The story started in 1879 when Marie Quinton decided to transform her parents’ mill into a guesthouse named “Hôtel des Marronniers”. The culinary talents of the woman who came to be known as la belle meunière (the beautiful miller), achieved notoriety well beyond the borders of Auvergne. 
This renown was not only down to her delicious blue trout or her excellent coq au vin. The site is also famous for having played host to General Boulanger and his mistress Marguerite de Bonnemains. The story of the clandestine love affair was told by the hostess herself in an eponymous journal published in 1895, after the tragic deaths of the two lovers.

Le Général Revanche

Georges Boulanger and Madame Marguerite

It is difficult to imagine how popular Georges Boulanger was in his time.

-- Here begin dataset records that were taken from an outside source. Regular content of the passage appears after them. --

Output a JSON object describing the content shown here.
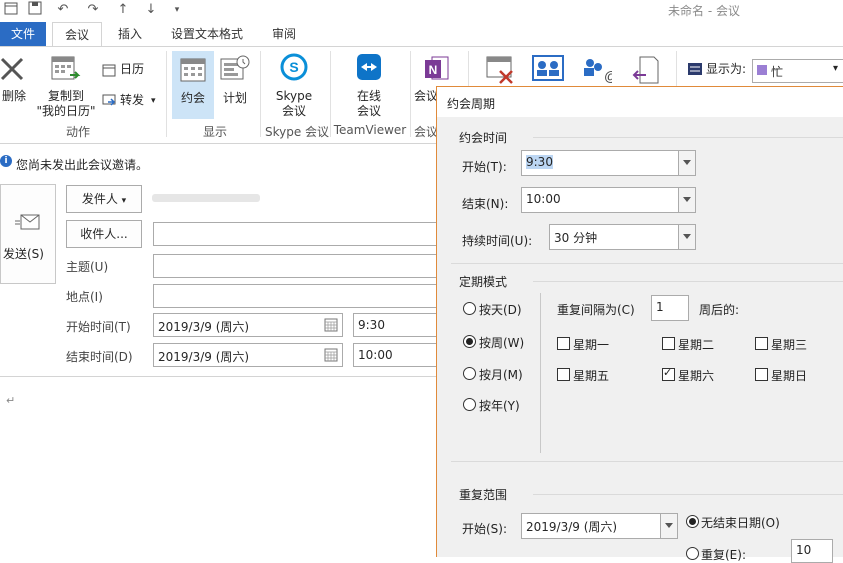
{
  "window": {
    "title": "未命名 - 会议"
  },
  "quick_access": {
    "icons": [
      "calendar-icon",
      "save-icon",
      "undo-icon",
      "redo-icon",
      "up-icon",
      "down-icon",
      "dropdown-icon"
    ]
  },
  "tabs": [
    {
      "label": "文件"
    },
    {
      "label": "会议"
    },
    {
      "label": "插入"
    },
    {
      "label": "设置文本格式"
    },
    {
      "label": "审阅"
    }
  ],
  "ribbon": {
    "delete_label": "删除",
    "copy_to_line1": "复制到",
    "copy_to_line2": "\"我的日历\"",
    "calendar_label": "日历",
    "forward_label": "转发",
    "actions_group": "动作",
    "appointment_label": "约会",
    "schedule_label": "计划",
    "display_group": "显示",
    "skype_line1": "Skype",
    "skype_line2": "会议",
    "skype_group": "Skype 会议",
    "online_line1": "在线",
    "online_line2": "会议",
    "teamviewer_group": "TeamViewer",
    "meeting_label": "会议",
    "meeting_group": "会议",
    "show_as_label": "显示为:",
    "show_as_value": "忙",
    "show_as_color": "#9b7fd4"
  },
  "compose": {
    "info_text": "您尚未发出此会议邀请。",
    "send_label": "发送(S)",
    "from_label": "发件人",
    "to_label": "收件人...",
    "subject_label": "主题(U)",
    "location_label": "地点(I)",
    "start_label": "开始时间(T)",
    "end_label": "结束时间(D)",
    "start_date": "2019/3/9 (周六)",
    "start_time": "9:30",
    "end_date": "2019/3/9 (周六)",
    "end_time": "10:00",
    "body_mark": "↵"
  },
  "dialog": {
    "title": "约会周期",
    "appointment_time_section": "约会时间",
    "start_label": "开始(T):",
    "start_value": "9:30",
    "end_label": "结束(N):",
    "end_value": "10:00",
    "duration_label": "持续时间(U):",
    "duration_value": "30 分钟",
    "pattern_section": "定期模式",
    "pattern_options": [
      "按天(D)",
      "按周(W)",
      "按月(M)",
      "按年(Y)"
    ],
    "selected_pattern": "按周(W)",
    "recur_every_label": "重复间隔为(C)",
    "recur_every_value": "1",
    "weeks_on_label": "周后的:",
    "weekdays": [
      {
        "label": "星期一",
        "checked": false
      },
      {
        "label": "星期二",
        "checked": false
      },
      {
        "label": "星期三",
        "checked": false
      },
      {
        "label": "星期五",
        "checked": false
      },
      {
        "label": "星期六",
        "checked": true
      },
      {
        "label": "星期日",
        "checked": false
      }
    ],
    "range_section": "重复范围",
    "range_start_label": "开始(S):",
    "range_start_value": "2019/3/9 (周六)",
    "no_end_label": "无结束日期(O)",
    "repeat_label": "重复(E):",
    "repeat_value": "10"
  }
}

Wounded in combat countless times, with dashing good looks and an uncompromising attitude towards Germany, he was nicknamed “Le Général Revanche” (General Revenge). He was a figurehead for all the nationalist and anti-parliamentary aspirations of the time, becoming both an icon and a threat to order within the Republic. In 1887, his dismissal and departure for Clermont-Ferrand led to a riot at Gare de Lyon. Put into retirement, and then elected as a member of parliament for Paris in January 1889, he refused to grasp the reins of power which were within his reach. Discredited by governmental manoeuvres, he went into exile in Belgium to escape incarceration. It was there, on 10 September 1891, that he committed suicide on the grave of his muse, Marguerite de Bonnemains who had succumbed to tuberculosis a few weeks earlier.